Walter expects Borland’s decision to further increase awareness among parents and children of the risk of concussions.

“You look at eighth graders and freshmen, when that’s all they want to do -- and even families are like this will sacrifice anything just to get to the NFL -- and here’s someone at the NFL level saying, hey, my health is not worth this game, this occupation, it’s time to do something else,” Walter says.

Walter says more student athletes already are seeking appropriate care for concussions these days. He says there are a few reasons, including a new state law. It requires youth to obtain written medical clearance before returning to their sport. Another is the work of the National Federation of State High School Associations. It offers online tutorials for coaches.

Wade Labecki is with the Wisconsin Interscholastic Athletic Association. It has taken steps to reduce the chance of permanent brain damage, by promoting protocol for injured student athletes. They should not take part in normal athletic activities until passing a series of steps, beginning with light exercise.

“That might be walking, it might be biking, it could be a stationary bike. Once they’ve done those activities for 15 minutes and they’re symptom free, then we wait a 24 hour period and then we introduce more strenuous exercise,” Labecki says.

Eventually – after two weeks or more – students can return to competition.
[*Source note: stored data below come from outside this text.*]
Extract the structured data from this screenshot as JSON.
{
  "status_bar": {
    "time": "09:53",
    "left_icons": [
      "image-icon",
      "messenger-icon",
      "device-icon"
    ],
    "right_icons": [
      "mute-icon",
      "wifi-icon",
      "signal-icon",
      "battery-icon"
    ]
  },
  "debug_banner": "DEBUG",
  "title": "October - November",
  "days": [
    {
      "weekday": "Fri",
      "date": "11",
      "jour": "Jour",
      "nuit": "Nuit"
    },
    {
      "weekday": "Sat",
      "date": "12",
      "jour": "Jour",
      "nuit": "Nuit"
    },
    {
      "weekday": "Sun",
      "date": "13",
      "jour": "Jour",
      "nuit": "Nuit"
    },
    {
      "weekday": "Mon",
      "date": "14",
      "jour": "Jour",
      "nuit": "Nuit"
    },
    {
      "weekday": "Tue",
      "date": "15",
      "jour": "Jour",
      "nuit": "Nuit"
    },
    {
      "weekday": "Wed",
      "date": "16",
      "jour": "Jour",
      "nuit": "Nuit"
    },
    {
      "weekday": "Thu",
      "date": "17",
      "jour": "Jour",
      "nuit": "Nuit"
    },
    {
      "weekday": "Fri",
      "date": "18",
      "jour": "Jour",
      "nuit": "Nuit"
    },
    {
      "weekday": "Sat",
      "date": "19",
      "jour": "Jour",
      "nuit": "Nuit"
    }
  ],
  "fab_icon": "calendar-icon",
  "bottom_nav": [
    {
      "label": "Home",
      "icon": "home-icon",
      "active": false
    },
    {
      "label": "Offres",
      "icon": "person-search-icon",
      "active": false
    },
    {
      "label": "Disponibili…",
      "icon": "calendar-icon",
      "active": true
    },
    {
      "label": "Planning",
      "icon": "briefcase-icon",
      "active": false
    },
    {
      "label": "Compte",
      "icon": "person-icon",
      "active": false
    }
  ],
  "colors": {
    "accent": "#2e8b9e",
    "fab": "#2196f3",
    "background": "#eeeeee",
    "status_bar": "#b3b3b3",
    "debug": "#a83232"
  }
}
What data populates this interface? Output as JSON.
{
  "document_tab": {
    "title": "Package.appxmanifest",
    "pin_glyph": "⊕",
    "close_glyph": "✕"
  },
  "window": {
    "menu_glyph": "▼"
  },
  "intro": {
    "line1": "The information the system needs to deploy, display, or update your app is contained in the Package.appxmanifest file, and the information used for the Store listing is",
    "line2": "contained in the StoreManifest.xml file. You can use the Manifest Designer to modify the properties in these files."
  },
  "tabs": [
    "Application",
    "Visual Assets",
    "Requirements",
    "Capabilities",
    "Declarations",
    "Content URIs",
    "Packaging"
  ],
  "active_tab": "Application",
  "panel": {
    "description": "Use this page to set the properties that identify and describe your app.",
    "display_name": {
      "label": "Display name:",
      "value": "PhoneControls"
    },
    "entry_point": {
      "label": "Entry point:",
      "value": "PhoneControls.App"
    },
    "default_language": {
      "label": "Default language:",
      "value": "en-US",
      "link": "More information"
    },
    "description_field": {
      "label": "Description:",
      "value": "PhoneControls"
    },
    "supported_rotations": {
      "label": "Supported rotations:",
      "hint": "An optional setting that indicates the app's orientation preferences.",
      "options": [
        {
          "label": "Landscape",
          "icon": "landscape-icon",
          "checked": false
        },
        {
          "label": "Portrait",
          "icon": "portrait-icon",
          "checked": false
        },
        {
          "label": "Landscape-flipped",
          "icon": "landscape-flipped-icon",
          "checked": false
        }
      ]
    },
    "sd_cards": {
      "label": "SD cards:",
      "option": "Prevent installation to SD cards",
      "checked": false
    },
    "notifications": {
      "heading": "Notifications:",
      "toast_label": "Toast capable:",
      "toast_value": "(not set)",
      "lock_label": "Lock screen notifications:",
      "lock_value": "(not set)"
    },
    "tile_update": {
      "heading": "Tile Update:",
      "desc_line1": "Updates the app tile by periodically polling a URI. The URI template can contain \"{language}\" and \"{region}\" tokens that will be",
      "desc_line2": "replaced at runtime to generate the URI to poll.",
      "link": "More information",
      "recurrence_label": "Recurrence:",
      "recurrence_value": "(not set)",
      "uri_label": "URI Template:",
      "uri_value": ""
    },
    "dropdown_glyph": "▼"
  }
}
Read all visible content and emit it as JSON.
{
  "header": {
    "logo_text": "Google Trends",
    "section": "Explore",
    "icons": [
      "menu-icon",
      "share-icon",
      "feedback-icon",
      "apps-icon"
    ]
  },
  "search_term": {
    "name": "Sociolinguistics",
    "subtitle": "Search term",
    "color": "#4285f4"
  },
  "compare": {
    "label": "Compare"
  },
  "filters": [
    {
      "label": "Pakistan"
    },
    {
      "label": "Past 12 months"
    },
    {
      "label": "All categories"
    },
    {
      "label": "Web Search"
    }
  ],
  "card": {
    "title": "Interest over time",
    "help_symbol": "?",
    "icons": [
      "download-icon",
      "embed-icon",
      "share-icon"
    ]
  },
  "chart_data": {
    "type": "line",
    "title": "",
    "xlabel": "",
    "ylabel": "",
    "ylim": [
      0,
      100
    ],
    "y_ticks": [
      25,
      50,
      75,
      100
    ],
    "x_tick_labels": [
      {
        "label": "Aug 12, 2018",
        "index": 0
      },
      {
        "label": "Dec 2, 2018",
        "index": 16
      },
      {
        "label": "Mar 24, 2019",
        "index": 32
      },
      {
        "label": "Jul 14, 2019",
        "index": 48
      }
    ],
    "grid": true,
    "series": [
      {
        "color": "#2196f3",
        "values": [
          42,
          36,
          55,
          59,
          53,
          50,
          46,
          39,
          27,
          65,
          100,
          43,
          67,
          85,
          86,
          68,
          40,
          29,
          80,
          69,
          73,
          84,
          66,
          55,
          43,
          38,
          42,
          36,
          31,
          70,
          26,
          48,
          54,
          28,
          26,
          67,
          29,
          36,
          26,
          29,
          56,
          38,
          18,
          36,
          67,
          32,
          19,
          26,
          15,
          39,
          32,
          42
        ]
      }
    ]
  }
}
Labecki says not everyone accepted the protocol right away.

“I can remember when we first instituted these rules back in 2009, we had two parents who wanted their children to continue in ice hockey, after being diagnosed with five concussions, and the doctor would not sign off on that. So they went around to various doctors and eventually asked us to provide a waiver, and obviously we said no,” Labecki says.

Labecki admits that some parents, coaches or athletes might ignore the protocol, “in the heat of the moment.” For pro Chris Borland, it took years to decide whether playing was worth the risk.